Much of this recycled trash is laughable—the screening audience chuckled during nearly every scene of dialogue—and it is tempting to dismiss The Day After Tomorrow as an overproduced Hollywood spectacle. But there is something sinister about a movie that shamelessly exploits the memory of September 11, 2001, with people stranded on rooftops, plunging airplanes and New York as the epicenter of destruction for its own sake.
The helplessness, as against greatness, of humanity is Emmerich's specialty, and environmentalist propaganda is a logical progression for his motion pictures, which punish people for being productive.
But on its own fallacious terms, Emmerich's eco-epic stinks. Tornadoes ripping through Los Angeles look fake, and the prospect of Gyllenhaal continuing a long-distance pay phone call to his parents as he becomes submerged in a rising tide is hilarious. The supposedly brilliant climatologist apparently doesn't know enough to wear a hat in the new ice age, and the scenes of temperatures dropping ten degrees per second are like watching the campiest episode of TV's Batman with Mr. Freeze as Mother Nature.

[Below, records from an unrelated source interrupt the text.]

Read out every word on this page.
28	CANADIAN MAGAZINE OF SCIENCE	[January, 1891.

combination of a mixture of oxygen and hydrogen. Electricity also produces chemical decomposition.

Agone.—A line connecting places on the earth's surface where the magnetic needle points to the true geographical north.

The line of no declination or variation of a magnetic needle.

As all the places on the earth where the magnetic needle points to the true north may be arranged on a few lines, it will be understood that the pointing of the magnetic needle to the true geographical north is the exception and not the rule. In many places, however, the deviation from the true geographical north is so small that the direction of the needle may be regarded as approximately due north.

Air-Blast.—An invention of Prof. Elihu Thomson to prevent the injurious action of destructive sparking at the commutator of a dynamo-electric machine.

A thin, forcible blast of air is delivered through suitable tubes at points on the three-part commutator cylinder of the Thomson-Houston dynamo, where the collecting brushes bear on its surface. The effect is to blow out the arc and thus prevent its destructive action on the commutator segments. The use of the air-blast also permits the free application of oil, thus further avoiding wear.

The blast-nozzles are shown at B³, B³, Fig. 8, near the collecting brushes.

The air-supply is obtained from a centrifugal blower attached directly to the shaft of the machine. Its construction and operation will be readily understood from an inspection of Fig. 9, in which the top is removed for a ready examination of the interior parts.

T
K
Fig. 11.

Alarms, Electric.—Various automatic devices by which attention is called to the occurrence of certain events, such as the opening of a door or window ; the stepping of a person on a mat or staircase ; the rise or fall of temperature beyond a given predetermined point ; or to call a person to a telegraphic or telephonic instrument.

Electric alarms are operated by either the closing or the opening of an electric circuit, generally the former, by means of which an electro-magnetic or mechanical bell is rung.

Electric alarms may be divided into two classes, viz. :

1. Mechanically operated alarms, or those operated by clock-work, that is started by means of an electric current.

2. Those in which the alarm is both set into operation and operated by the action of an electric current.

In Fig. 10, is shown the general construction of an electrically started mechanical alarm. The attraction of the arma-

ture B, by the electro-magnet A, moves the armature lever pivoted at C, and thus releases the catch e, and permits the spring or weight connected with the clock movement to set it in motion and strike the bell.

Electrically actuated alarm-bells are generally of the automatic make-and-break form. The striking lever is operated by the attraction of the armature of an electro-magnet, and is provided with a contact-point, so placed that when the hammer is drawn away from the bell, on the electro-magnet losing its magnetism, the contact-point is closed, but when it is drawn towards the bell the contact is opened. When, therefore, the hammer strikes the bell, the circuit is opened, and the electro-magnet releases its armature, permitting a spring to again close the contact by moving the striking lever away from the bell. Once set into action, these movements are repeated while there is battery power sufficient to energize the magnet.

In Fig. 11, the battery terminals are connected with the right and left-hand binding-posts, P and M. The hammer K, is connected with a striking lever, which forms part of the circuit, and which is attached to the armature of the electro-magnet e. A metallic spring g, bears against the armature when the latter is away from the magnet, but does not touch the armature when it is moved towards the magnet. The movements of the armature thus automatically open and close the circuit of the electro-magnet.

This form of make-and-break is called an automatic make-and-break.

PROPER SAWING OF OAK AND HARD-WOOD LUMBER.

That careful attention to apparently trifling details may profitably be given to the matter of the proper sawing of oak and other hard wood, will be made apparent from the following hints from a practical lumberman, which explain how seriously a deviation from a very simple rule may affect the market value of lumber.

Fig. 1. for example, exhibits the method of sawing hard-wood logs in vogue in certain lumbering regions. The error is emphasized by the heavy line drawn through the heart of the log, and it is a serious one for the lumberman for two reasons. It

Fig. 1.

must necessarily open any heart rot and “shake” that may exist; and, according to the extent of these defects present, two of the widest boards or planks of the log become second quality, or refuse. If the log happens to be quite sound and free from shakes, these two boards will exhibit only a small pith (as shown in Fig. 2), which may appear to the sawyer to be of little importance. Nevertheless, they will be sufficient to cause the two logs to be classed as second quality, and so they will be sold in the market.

At its core, Day After dramatizes its faith that Earth is better off without man; we have it coming. The world's wretched people—and the world is not worth saving if these dolts represent humankind—are tossed into the perfect eco-storm. With no trace of irony, Emmerich, who also wrote the script, lets an astronaut deliver his anti-technological theme that man—particularly Western man—deserves to be ruined. The German-born director also depicts the end of the United States of America with relish.
The Day After Tomorrow is a homily brought forth by true believers with its deity revealed in the screen's final image. That the masses are already on their knees in the Church of Environmentalism doesn't make its first major motion picture any less monstrous.